Anderzijds omdat in een aantal landen de sociaaldemocratie inderdaad de lokale partijafdelingen onderbenutte ten voordelen van culturele organisaties. Politieke discussie werd verzaakt voor koken, muziek, etc. Als de mensen maar gebonden konden worden aan de partij, zo dacht menig bureaucraat. Hoewel deze bekommernis in een aantal gevallen terecht is, zegt dat echter niets over de verenigingen zelf.
In tegendeel: muziekverenigingen waren belangrijk doordat ze – samen met andere organisaties – de acties van de partij gaven wat ze nodig had: een doelbewustzijn. Strijdliederen houden de participanten “bezig”, maar brengen ook een goed te begrijpen boodschap over en smeden eenheid. De aanwezigheid van culturele, socialistische verenigingen was belangrijk om op elke actie aan te duiden wat het doel was.

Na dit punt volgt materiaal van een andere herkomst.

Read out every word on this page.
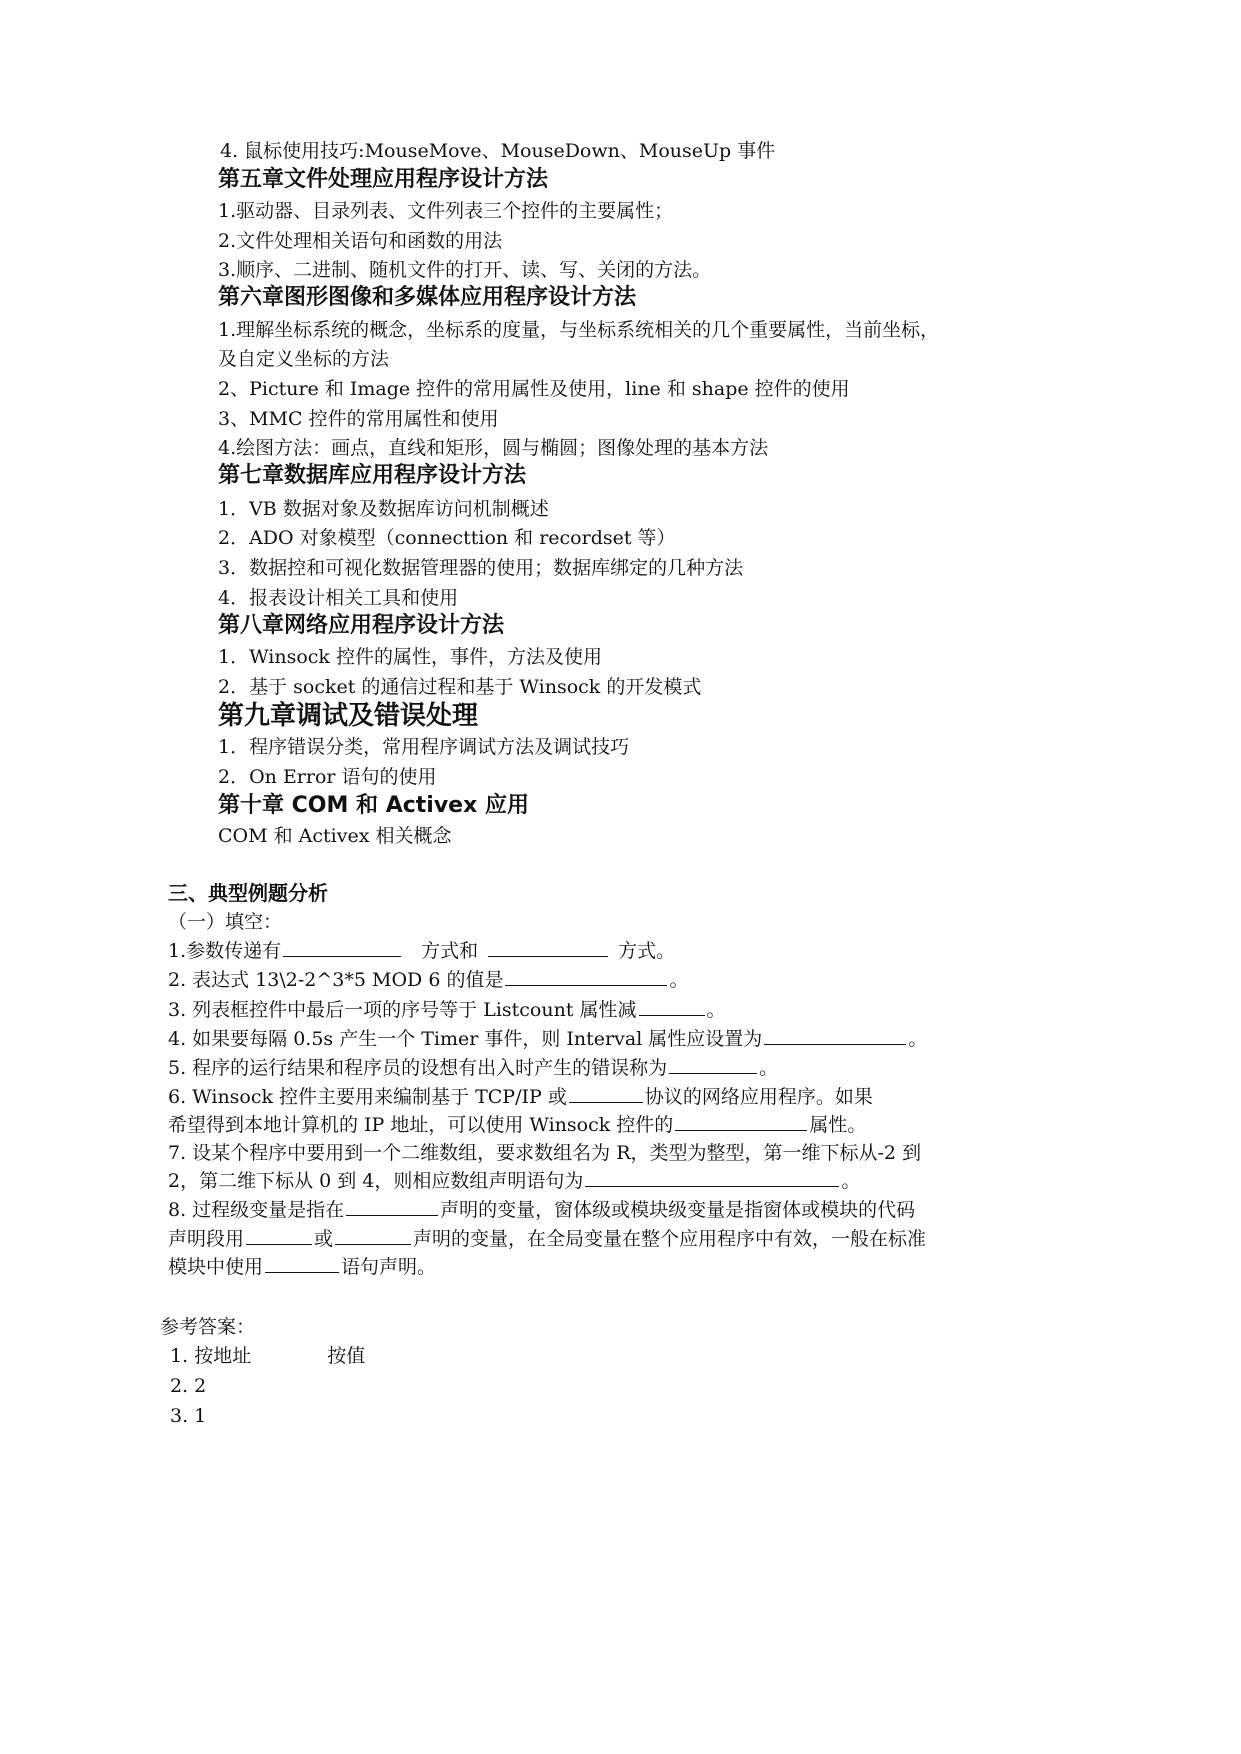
4. 鼠标使用技巧:MouseMove、MouseDown、MouseUp 事件
第五章文件处理应用程序设计方法
1.驱动器、目录列表、文件列表三个控件的主要属性；
2.文件处理相关语句和函数的用法
3.顺序、二进制、随机文件的打开、读、写、关闭的方法。
第六章图形图像和多媒体应用程序设计方法
1.理解坐标系统的概念，坐标系的度量，与坐标系统相关的几个重要属性，当前坐标，
及自定义坐标的方法
2、Picture 和 Image 控件的常用属性及使用，line 和 shape 控件的使用
3、MMC 控件的常用属性和使用
4.绘图方法：画点，直线和矩形，圆与椭圆；图像处理的基本方法
第七章数据库应用程序设计方法
1．VB 数据对象及数据库访问机制概述
2．ADO 对象模型（connecttion 和 recordset 等）
3．数据控和可视化数据管理器的使用；数据库绑定的几种方法
4．报表设计相关工具和使用
第八章网络应用程序设计方法
1．Winsock 控件的属性，事件，方法及使用
2．基于 socket 的通信过程和基于 Winsock 的开发模式
第九章调试及错误处理
1．程序错误分类，常用程序调试方法及调试技巧
2．On Error 语句的使用
第十章 COM 和 Activex 应用
COM 和 Activex 相关概念
三、典型例题分析
（一）填空：
1.参数传递有	方式和	方式。
2. 表达式 13\2-2^3*5 MOD 6 的值是	。
3. 列表框控件中最后一项的序号等于 Listcount 属性减	。
4. 如果要每隔 0.5s 产生一个 Timer 事件，则 Interval 属性应设置为	。
5. 程序的运行结果和程序员的设想有出入时产生的错误称为	。
6. Winsock 控件主要用来编制基于 TCP/IP 或	协议的网络应用程序。如果
希望得到本地计算机的 IP 地址，可以使用 Winsock 控件的	属性。
7. 设某个程序中要用到一个二维数组，要求数组名为 R，类型为整型，第一维下标从-2 到
2，第二维下标从 0 到 4，则相应数组声明语句为	。
8. 过程级变量是指在	声明的变量，窗体级或模块级变量是指窗体或模块的代码
声明段用	或	声明的变量，在全局变量在整个应用程序中有效，一般在标准
模块中使用	语句声明。
参考答案：
1. 按地址	按值
2. 2
3. 1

Dat is iets wat vandaag in veel gevallen ontbreekt. De alternatieve, socialistische cultuur heeft plaats gemaakt voor bureaucratische regie (stewards, politiebegeleiding, één speech op het einde en vlug weg, …) en ‘merchandising’ (ballonnetjes, t-shirts, stickers, …). Daarnaast moet iedereen het maar behelpen met individuele slogans, t-shirts en bordjes.
Hoewel een aantal elementen uit de merchandising niet per se slecht is, draagt het lang niet altijd bij tot het smeden van eenheid en vooral duidelijkheid op het vlak van de doelstellingen. Het zijn leuke cadeautjes – ben je niet voor niets met de trein gekomen. Ook de individuele slogans van de aanwezigen kunnen de bewuste creatie van een alternatieve cultuur niet vervangen.
“Eenheid in strijd”, het antwoord ter linkerzijde, is een cruciale leuze. Maar ze is zonder duurzame arbeidersorganisaties vaak niet veel meer dan de andere zijde van het medaillon. Want waar moet de stoom heen die de arbeidersbeweging in haar strijd aflaat? Naar de “revolutionaire partij”? Als deze partij niet veel meer is dan een grotere variant van de revolutionaire groeperingen die we vandaag zien, dan zal van eenheid in strijd weinig in huis komen.
Dit is geen oproep aan de socialisten, marxisten, anarchisten, etc. in de wereld om massaal muziekverenigingen op te zetten. Het is veeleer een poging uit te leggen waarom alternatieve cultuur en het geduldig uitleggen van een doel – waar muziek toe bijdraagt – opnieuw een belangrijke plaats zou moeten krijgen.
De Europese vakbetoging waar het gesprek over ging, is een mooi voorbeeld van waarheen het kan leiden als het aan concrete doelen ontbreekt. Want wat willen we van Europa? De één is voor de EU, de ander tegen. Iedereen wil een sociaal Europa, maar dan heeft het ook geen concrete betekenis.
Veel hangt af van de mate waarin we een Europees programma ontwikkelen, maar dat kunnen we alleen als we de hele beweging bewust maken van het belang van internationalisme, en dat tegen nationalisme, racisme en individualisme in. Alternatieve cultuur is daar een hulpmiddel voor.